No language has words for all the blues of a wind-churned sea or the greens and golds of a wildflower meadow in late summer. Globally, different languages have divvied up the world of color using their own set of labels, from just a few to dozens.
The question of how humans have done this—ascribe a finite vocabulary to the multitude of perceivable colors—has been long studied, and consistent patterns have emerged, even across wildly divergent languages and cultures. Yet slight differences among languages persist, and what is less understood is how the differing communicative needs of local cultures drive those differences.

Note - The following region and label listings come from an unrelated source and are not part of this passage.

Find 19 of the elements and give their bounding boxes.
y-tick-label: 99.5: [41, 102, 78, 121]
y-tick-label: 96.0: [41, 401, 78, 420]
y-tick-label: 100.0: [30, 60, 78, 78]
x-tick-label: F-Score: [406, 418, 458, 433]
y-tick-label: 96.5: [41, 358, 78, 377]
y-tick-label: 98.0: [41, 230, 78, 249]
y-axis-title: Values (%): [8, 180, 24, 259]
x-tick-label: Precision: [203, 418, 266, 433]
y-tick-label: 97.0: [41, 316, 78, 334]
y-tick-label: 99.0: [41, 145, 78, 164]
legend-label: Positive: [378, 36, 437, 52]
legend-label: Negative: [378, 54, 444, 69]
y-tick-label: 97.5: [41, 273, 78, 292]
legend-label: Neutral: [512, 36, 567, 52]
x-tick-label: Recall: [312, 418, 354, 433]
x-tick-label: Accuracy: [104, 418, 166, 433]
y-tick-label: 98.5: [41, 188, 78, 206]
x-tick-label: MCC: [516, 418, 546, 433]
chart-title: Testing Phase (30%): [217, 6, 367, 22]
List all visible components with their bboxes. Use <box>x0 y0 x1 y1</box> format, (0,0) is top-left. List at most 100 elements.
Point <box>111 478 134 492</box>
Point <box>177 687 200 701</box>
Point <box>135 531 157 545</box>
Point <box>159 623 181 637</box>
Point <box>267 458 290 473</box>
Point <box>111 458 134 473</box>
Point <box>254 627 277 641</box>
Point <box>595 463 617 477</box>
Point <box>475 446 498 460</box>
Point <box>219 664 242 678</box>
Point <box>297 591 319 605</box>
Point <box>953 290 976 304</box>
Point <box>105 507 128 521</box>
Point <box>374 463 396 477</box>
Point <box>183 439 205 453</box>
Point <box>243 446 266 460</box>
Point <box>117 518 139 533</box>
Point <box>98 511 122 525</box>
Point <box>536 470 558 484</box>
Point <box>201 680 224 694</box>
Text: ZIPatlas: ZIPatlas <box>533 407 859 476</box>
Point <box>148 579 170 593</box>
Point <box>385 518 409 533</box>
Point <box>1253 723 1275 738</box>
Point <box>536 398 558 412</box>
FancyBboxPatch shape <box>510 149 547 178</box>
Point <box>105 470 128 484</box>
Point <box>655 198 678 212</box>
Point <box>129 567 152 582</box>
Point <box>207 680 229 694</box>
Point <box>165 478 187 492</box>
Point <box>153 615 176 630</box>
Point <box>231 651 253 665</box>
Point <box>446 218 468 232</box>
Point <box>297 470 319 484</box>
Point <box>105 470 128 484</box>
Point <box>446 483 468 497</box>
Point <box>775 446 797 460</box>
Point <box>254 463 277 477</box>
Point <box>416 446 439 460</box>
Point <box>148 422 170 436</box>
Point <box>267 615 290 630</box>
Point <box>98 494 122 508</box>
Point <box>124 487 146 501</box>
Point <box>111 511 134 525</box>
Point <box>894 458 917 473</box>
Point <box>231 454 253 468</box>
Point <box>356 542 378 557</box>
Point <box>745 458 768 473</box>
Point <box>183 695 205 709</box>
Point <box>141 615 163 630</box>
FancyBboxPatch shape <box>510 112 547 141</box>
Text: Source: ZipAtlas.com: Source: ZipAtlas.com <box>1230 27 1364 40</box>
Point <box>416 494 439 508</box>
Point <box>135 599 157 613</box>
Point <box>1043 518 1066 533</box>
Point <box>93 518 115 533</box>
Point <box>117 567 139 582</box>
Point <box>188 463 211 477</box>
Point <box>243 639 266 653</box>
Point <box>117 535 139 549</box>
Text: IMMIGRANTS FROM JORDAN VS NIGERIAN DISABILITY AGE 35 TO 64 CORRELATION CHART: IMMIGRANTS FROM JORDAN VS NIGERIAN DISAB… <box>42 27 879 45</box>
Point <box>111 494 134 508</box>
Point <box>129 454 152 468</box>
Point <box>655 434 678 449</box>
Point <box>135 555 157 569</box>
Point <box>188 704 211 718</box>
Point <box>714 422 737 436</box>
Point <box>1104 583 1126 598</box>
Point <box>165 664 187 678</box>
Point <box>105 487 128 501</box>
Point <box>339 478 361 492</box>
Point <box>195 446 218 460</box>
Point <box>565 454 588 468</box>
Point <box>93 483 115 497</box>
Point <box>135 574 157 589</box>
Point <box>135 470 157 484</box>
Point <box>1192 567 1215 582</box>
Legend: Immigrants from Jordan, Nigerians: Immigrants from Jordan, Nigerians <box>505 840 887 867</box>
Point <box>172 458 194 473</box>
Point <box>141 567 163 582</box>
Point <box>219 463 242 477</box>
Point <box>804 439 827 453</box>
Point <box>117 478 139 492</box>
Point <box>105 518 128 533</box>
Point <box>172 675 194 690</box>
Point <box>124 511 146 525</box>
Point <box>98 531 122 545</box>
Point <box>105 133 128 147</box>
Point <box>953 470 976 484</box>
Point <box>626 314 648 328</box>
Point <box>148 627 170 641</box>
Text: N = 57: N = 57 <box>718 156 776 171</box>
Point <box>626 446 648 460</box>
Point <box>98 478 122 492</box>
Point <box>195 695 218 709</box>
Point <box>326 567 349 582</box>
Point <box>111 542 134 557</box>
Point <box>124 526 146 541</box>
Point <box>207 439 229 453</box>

Do some cultures need to talk about certain colors more than others, and how does that shape their language?
In a new study, researchers led by Colin Twomey, a postdoc in Penn’s MindCORE program, and Joshua Plotkin, a professor in the School of Arts & Sciences’ Biology Department, address these questions, developing an algorithm capable of inferring a culture’s communicative needs—the imperative to talk about certain colors—using previously collected data from 130 diverse languages.
Their findings underscore that, indeed, cultures across the globe differ in their need to communicate about certain colors. Linking almost all languages, however, is an emphasis on communicating about warm colors—reds and yellows—that are known to draw the human eye and that correspond with the colors of ripe fruits in primate diets.
The work, a collaboration that included Penn linguist Gareth Roberts and psychologist David Brainard, is published in Proceedings of the National Academy of Sciences.
“The fact that color vocabularies could be an efficient representation of the communicative needs of colors is an idea that’s been around for 20 years,” says Twomey. “It struck me that, OK, if this is our idea about how color vocabularies are formed, then we could go in reverse and ask, ‘Well, what would have been the communicative needs that would have been necessary for this vocabulary to arrive at its present form?’ It’s a hard problem, but I had an intuition that it was a solvable one.”